B-
There’s always room for a good trashy legal tale on bookshelves and the tube, and on big screens as well. “The Lincoln Lawyer” fills the bill. The cinematic equivalent of an old-fashioned pulp novel, it’s improbable and silly. But while it doesn’t match “Primal Fear” for spellbinding misdirection, it’s certainly a skillfully-made if lightweight legal puzzler.
And it offers Matthew McConaughey his best role in years as slick, cunning L.A. defense attorney Mick Haller, who gets his nickname from using a vintage Continental as his rolling office. Haller handles all sorts of cases, using every trick in the book to win acquittals (and usually succeeding), which—along with his wayward habits—explains why he’s separated from his wife (and assistant D.A.) Maggie McPherson (Marisa Tomei), though the two cooperate in raising their little daughter.
Haller gets an opportunity to increase his bankroll when sleazy bail bondsman Val Valenzuela (John Leguizamo) steers an important case his way—that of rich boy Louis Roulet (Ryan Phillippe), who’s accused of assaulting a prostitute. Though Cecil Dobbs (Bob Gunton), the family lawyer for the real-estate firm headed by Roulet’s mother Mary Windsor (Frances Farmer) is initially doubtful about him, Haller quickly wins him over by demonstrating his smarts, and Mick sets his gruff investigator Frank Levin (William H. Macy, sporting a hilariously huge head of hair) on the trail of exculpatory evidence.
It would be unfair to reveal too much about the twists that the screenplay, adapted by John Romano from a book by Michael Connelly, takes from this point. Suffice it to say that Haller ultimately finds himself in a legal pickle and has to think fast (and engage in some real chicanery) to see that justice is done and his own hide saved. As in some Hitchcock movies, the true villain is revealed halfway through the narrative, but that only means that the plot takes a turn that leads to twists of a different sort.

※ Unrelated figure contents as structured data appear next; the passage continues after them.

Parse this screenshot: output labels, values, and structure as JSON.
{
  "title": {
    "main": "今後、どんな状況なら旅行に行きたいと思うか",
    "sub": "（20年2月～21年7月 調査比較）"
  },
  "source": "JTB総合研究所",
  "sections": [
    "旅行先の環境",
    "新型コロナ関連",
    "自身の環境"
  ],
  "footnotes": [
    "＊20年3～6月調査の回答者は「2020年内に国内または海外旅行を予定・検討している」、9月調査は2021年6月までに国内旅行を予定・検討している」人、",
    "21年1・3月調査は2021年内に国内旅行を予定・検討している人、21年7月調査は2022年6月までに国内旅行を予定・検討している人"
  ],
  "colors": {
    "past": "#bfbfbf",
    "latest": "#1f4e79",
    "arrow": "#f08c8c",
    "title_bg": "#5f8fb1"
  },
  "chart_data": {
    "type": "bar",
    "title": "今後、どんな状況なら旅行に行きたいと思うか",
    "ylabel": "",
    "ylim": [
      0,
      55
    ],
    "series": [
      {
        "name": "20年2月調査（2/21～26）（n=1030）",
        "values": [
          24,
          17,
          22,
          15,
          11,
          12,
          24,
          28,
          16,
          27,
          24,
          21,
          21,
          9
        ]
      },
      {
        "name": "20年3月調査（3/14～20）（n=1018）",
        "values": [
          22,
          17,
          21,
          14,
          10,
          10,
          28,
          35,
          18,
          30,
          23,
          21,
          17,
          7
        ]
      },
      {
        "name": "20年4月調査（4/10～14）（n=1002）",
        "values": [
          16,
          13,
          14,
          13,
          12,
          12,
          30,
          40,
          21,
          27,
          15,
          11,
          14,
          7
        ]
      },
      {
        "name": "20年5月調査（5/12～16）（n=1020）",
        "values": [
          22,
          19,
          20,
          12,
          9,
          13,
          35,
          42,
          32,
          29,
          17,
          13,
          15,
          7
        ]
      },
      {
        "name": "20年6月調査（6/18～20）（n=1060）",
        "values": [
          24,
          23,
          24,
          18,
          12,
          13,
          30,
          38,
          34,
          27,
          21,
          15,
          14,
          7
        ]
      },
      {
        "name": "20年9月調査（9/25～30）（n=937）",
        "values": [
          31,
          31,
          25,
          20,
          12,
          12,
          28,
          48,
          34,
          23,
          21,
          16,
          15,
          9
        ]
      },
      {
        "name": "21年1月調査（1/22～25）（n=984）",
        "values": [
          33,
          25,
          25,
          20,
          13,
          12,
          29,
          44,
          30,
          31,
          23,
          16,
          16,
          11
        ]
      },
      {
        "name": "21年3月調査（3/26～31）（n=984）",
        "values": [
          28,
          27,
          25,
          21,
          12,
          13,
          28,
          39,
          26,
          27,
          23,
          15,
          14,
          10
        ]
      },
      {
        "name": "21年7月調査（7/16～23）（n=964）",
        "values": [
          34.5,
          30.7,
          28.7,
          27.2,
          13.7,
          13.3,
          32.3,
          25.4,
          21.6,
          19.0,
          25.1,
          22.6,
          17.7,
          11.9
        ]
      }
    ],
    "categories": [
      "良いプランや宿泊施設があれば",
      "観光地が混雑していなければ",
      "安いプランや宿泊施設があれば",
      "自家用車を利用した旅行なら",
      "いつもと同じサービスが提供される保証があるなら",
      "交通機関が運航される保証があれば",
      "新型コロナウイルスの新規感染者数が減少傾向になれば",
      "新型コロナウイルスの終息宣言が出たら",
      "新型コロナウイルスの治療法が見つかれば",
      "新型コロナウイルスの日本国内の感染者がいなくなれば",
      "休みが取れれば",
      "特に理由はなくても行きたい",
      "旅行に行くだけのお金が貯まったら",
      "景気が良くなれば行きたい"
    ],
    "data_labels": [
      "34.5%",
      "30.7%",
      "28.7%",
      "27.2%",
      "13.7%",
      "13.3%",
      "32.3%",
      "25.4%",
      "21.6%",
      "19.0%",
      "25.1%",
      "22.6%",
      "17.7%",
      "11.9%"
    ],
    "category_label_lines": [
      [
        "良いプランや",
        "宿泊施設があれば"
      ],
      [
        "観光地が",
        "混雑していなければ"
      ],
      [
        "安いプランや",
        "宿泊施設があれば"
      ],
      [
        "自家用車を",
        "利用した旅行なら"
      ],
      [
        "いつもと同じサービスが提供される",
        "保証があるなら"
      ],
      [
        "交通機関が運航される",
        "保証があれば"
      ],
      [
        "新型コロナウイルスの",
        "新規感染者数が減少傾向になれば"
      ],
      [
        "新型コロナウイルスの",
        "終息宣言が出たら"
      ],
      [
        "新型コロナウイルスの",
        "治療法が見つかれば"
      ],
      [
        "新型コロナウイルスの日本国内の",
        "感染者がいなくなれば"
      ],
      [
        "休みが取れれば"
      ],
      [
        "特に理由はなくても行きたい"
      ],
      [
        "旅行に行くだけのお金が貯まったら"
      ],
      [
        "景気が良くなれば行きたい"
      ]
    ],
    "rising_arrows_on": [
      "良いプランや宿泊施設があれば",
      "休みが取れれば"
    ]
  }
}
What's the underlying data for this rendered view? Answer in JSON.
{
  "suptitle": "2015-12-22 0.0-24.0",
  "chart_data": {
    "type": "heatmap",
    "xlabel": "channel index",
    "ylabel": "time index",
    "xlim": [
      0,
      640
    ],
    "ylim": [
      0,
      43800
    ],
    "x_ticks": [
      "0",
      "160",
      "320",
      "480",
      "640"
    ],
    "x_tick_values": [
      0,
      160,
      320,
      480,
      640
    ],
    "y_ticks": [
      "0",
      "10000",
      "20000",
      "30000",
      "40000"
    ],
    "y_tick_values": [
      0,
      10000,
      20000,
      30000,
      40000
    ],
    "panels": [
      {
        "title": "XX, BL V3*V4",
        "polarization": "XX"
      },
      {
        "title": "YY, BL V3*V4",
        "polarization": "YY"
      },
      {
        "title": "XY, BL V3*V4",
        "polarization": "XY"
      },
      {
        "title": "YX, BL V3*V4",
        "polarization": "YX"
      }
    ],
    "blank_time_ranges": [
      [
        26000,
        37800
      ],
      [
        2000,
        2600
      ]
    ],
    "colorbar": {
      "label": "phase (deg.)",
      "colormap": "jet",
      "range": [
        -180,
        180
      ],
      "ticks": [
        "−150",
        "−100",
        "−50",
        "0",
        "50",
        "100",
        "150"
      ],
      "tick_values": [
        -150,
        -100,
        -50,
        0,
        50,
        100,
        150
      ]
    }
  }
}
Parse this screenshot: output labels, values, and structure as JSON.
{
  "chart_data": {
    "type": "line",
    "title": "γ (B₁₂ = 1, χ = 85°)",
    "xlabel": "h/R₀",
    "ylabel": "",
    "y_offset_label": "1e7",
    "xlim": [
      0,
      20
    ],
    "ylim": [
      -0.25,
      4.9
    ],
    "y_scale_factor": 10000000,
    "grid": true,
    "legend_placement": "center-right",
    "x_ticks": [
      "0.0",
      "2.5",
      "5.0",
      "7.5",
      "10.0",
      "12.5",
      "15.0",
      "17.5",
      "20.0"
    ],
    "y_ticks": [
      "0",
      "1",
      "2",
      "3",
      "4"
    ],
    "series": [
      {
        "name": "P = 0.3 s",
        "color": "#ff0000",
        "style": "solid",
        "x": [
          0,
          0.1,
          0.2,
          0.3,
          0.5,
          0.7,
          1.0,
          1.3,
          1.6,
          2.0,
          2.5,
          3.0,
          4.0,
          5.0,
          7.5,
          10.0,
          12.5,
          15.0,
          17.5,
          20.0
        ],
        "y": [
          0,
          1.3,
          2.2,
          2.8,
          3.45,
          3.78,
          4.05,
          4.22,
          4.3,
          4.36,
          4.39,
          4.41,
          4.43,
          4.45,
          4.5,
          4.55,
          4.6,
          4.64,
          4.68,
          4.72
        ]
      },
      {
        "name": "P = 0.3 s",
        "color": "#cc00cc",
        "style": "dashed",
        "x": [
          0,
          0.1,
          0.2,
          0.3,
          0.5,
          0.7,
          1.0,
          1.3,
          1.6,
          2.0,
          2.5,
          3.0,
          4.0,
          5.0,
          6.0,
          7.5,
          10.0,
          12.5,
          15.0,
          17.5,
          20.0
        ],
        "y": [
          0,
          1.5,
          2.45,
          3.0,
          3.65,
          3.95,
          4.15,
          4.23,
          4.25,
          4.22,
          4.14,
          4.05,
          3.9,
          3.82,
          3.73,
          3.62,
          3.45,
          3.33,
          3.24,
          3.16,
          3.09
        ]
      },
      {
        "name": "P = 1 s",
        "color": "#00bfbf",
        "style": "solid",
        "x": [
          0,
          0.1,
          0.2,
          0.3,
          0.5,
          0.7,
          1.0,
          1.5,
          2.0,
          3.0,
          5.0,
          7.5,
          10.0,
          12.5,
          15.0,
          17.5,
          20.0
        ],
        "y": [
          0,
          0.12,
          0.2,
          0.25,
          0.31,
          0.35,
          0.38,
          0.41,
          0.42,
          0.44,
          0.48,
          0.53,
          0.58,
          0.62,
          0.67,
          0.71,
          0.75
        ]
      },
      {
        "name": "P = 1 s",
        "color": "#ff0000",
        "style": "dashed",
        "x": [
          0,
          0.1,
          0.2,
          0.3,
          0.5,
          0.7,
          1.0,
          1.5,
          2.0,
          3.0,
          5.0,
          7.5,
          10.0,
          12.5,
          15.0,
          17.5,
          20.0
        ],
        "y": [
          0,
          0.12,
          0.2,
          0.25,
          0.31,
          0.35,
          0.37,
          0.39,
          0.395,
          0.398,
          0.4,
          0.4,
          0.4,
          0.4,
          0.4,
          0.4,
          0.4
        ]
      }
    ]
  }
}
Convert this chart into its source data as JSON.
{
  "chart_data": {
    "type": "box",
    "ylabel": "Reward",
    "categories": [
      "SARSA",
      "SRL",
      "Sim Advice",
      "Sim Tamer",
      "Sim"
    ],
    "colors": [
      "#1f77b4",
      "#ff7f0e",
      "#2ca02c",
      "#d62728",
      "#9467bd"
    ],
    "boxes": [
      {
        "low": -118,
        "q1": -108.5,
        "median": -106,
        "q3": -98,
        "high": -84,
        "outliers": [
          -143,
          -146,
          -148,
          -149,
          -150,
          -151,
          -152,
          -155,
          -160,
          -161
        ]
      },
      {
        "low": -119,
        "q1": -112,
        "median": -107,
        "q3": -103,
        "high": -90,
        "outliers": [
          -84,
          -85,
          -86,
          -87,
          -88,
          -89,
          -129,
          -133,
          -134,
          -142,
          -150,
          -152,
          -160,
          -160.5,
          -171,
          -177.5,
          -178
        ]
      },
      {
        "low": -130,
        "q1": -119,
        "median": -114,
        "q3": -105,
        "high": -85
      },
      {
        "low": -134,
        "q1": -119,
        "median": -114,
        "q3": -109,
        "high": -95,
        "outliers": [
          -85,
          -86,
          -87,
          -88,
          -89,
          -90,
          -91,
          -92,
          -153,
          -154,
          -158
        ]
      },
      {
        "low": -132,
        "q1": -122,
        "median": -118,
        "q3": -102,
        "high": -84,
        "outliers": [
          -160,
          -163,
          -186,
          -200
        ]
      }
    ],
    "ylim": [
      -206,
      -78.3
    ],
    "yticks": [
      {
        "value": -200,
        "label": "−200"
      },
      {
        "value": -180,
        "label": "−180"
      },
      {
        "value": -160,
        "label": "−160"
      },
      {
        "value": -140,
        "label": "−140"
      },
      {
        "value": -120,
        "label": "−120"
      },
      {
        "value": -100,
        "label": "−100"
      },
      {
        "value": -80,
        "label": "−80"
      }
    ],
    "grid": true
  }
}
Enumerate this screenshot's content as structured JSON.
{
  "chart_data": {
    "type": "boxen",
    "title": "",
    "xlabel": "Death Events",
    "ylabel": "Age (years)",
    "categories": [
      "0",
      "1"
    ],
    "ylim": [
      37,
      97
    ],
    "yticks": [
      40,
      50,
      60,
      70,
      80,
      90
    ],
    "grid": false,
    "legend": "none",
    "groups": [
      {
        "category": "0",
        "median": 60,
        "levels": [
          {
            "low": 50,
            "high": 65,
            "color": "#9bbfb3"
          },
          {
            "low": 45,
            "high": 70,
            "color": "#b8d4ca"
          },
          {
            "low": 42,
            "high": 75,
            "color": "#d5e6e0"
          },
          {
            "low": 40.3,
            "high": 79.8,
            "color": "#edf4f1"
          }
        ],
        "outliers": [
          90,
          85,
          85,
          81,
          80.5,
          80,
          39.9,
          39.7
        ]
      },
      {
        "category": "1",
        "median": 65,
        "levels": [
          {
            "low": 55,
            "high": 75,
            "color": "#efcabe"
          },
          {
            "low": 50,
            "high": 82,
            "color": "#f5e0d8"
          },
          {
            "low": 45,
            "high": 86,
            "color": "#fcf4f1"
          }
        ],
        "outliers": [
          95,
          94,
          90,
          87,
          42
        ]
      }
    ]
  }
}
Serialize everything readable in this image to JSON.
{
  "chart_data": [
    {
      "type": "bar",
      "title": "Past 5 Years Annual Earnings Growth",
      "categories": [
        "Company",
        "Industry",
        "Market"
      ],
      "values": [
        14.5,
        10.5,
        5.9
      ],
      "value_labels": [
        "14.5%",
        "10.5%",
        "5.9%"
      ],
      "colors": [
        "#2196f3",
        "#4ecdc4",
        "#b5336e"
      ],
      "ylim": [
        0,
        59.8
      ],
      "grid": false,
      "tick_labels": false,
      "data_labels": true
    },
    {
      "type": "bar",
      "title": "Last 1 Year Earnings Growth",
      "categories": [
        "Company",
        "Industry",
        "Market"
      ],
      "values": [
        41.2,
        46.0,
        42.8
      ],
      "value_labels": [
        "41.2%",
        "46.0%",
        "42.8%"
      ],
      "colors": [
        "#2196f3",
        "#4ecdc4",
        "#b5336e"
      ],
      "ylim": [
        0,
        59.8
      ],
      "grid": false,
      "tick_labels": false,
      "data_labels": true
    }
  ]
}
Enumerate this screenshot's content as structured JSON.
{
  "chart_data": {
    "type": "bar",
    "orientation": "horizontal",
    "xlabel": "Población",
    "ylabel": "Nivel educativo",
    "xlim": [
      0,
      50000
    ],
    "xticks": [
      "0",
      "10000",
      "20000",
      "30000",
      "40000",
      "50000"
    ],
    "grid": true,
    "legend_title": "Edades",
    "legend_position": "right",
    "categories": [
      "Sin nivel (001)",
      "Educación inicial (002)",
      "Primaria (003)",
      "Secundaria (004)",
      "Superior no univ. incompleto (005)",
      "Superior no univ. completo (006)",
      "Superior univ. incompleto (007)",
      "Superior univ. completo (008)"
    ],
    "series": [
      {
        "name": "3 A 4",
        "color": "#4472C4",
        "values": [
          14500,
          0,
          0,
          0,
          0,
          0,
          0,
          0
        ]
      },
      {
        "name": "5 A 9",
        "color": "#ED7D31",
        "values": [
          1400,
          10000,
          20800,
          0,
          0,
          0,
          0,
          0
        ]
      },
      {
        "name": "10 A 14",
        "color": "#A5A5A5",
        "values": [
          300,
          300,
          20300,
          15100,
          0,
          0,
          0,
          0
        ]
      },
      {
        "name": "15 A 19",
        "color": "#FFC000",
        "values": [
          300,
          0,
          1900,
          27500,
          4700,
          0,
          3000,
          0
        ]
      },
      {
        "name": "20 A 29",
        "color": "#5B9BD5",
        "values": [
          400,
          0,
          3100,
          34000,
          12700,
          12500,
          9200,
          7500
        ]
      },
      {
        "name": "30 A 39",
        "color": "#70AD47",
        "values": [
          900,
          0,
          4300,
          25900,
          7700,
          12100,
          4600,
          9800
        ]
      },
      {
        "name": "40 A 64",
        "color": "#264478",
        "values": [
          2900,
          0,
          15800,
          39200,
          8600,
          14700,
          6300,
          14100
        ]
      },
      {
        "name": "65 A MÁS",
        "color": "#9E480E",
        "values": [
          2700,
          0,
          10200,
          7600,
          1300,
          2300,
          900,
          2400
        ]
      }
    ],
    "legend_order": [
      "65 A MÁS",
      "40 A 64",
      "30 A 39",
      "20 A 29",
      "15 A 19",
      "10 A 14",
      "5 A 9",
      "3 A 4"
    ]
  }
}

And though McConaughey carries the major burden, winningly limning a very flawed hero who in the end proves to have a stubbornly righteous streak, the cast is filled with other performers who can also instantly make an impression and cheekily toss around the mostly cynical lines they’re provided with. Phillippe, as his role requires, is mostly a stick, but Tomei, Leguizamo, Farmer, Gunton and Macy are obviously having a ball with their over-the-top characters, and they’re happily joined by Josh Lucas (as the D.A. who prosecutes Roulet), Michael Pena (as an old client of Haller’s), Bryan Cranston (as a homicide inspector), Michael Pare (as another cop), Shea Whigham (as a sleazy courthouse snitch) and Trace Adkins (as the grizzled head of a bicycle gang). Director Brad Furman gives them all plenty of room to operate on the broadest possible canvas—this is less Shakespeare than Jim Thompson, after all. And, with his help of cinematographer Lukas Ettlin and editor Jeff McEvoy, he endows the piece with a grimy atmosphere and energetically keeps the action moving so that you either don’t notice the plot holes or don’t care about them.
And in retrospect, you’re likely to think to yourself that “The Lincoln Lawyer” doesn’t entirely add up. You may even have some nagging questions about why Haller gets hired to defend Roulet in the first place, which by the end appears to have been a bad move (though the defendant’s last name provides a clue, perhaps). But as with so many mystery novels, you’re likely to let all that slide, because the movie is played in such an exuberantly tongue-in-cheek fashion that it becomes a guilty pleasure, entertaining despite—or because of, depending on your point of view—its pulpy character.